Kuklinski's country was Free Poland (he was born into it, mind you), not Communist Poland. Communist Poland was an unlawfully and unconstitutionally created appendage of the Soviet takeover and occupation of Poland in the latter stages of, and after, WW2. Ergo, the "Oath" he purportedly took (which probably included a clause to the effect that he had to co-operate with the Soviets) was a construct of an unlawful regime, meaning it was not an Oath at all. But, for argument's sake, if it was an Oath, it would needs be broken to the extent that it conflicted with his over-arching obligation to Free Poland because, in law and in equity (if not 'in fact') Kuklinski's country was Free Poland, not Communist Poland.
To advocate otherwise is to turn the concepts of the rule of law and national sovereignty on their heads.
In any event, he was 'released' from his "Oath" upon the collapse of Communist Poland and Soviet Russia. Such release, in the circumstances, was retro-active by virtue of the fact that:
1. There was no-one (be it a person or entity) to whom the Oath could be upheld to as there was no-one to enforce it, nor was their any subrogation type arrangement.
2. Had the "Oath" remained binding (which presupposes there was subrogation from the Soviets, which there wasn't), the Post Communist, Free Polish Government (being the lawful and constitutional Government) would have prosecuted Kuklinski (or enforced it, but most likely issued punishment for breach), which it didn't.

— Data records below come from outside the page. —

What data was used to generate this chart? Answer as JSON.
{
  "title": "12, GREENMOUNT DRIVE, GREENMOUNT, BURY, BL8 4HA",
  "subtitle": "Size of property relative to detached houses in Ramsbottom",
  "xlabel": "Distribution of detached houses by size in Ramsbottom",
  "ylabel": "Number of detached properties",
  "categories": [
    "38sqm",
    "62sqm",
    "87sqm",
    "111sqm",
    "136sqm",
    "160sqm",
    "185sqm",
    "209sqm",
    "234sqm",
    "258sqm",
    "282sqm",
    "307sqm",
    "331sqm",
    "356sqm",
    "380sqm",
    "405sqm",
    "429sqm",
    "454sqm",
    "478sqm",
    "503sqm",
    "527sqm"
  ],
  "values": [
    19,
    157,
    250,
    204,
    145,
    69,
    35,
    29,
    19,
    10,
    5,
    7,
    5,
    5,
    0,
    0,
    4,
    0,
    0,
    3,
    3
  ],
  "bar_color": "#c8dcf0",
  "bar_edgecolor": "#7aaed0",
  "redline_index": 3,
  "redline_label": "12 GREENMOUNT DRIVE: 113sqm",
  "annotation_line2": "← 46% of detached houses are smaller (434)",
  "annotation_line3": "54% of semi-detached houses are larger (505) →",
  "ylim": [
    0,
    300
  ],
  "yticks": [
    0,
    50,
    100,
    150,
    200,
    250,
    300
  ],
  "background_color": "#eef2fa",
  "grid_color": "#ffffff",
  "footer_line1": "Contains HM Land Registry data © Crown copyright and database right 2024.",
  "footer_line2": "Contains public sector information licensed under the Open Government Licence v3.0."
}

Heartfelt and handwringing pleas to the concepts of honour and loyalty surrounding an Oath are just argumentum ad passiones.
It could be argued that Kuklinski served Poland whereas his fellow officers served a foreign power.
No need to argue it mate - the facts speak for themselves, no matter how hard some apologists try to dissimulate.
Given the reality of 'service' to the Soviets however (i.e. you either serve or you go to jail/get shot etc.), I don't think we can stand in judgment and condemn a very great many honest Poles who had no choice other than to survive under the Communist juggernaut (save and except those 'Poles' who relished their life under Communist rule and were part and parcel of the system).